He considerado oportuno referirme nuevamente a la nueva normalidad que estamos viviendo, pues los tiempos actuales nos presentan retos a los que debemos prestar atención, lamentablemente la difusión de información falsa se ha acentuado, lo cual en el contexto de una crisis sanitaria presenta riesgos mayores.

Los engaños cibernéticos que personas inescrupulosas utilizan para obtener acceso a nuestra información personal, en muchos casos con fines delictivos, son otro serio peligro.

Por lo anterior, hago un llamado para que apliquemos en nuestra vida profana, particularmente en el uso de las redes sociales, la misma discreción y cuidado que empleamos en nuestra vida masónica. Si bien en muchos casos no podemos controlar lo que nos llega por las redes sociales, procuremos ser cuidadosos con lo que abrimos y compartimos con los demás. Si nos llegan mensajes de los que no estamos seguros de su veracidad o de su fuente, apliquemos la siguiente triada: prevenir, validar y consultar, apliquemos esta regla si nos llegan mensajes de procedencia dudosa o desconocida, incluso nuestros contactos de buena fe, muchas veces comparten mensajes, que a la larga resultan ser peligrosos, por lo que siempre debemos estar vigilantes.

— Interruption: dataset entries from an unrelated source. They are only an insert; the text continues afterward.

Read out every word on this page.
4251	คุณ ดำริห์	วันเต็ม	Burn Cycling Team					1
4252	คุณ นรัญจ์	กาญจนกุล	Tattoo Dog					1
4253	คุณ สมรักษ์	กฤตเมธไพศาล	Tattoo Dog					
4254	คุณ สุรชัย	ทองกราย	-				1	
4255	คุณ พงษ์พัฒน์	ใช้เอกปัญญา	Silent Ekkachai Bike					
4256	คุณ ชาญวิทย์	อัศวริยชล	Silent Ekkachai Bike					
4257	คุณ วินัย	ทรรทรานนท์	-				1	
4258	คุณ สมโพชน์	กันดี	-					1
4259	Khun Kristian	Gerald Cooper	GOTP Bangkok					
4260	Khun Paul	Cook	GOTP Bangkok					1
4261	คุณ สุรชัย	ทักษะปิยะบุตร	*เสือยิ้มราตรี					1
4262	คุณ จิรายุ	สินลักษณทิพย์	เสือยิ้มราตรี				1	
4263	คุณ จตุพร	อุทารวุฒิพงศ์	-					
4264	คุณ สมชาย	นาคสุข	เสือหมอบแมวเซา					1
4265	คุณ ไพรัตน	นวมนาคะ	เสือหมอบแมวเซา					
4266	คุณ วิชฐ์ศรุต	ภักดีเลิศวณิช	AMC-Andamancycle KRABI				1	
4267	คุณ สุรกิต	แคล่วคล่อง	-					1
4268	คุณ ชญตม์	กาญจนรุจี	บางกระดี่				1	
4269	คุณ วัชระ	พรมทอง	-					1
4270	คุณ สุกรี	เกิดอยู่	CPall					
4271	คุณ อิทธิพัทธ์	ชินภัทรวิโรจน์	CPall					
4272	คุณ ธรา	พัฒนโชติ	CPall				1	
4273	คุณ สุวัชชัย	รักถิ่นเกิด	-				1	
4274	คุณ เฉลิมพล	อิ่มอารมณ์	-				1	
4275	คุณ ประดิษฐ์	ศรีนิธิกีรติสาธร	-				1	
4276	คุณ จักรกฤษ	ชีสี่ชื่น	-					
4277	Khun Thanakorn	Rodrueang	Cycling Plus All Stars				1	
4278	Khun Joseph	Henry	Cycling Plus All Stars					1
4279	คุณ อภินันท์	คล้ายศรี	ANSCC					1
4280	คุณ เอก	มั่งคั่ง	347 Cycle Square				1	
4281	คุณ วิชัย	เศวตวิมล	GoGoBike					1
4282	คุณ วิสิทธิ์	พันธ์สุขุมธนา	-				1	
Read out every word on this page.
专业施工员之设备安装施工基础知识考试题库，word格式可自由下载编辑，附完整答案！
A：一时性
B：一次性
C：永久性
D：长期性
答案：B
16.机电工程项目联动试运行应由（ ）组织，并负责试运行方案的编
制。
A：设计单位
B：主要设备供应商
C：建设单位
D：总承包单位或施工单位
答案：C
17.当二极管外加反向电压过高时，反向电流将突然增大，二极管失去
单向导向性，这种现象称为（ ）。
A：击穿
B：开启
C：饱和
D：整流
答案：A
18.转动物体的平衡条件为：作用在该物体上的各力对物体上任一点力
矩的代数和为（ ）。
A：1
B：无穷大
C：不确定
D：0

Finalmente les extiendo un llamado a todos para que sintamos la confianza de consultar con HH:. o personas de carácter confiable sobre el manejo de redes sociales y plataformas de comunicación, en caso de no estar habituados a su uso.

El entorno virtual también debe ser una oportunidad para vivir la fraternidad y es nuestro deber ayudar a los HH:. que necesiten consejo en cosas que hoy resultan cotidianas, como lo puede ser el participar en reuniones virtuales o mantener la seguridad y discreción de los datos personales en las redes sociales.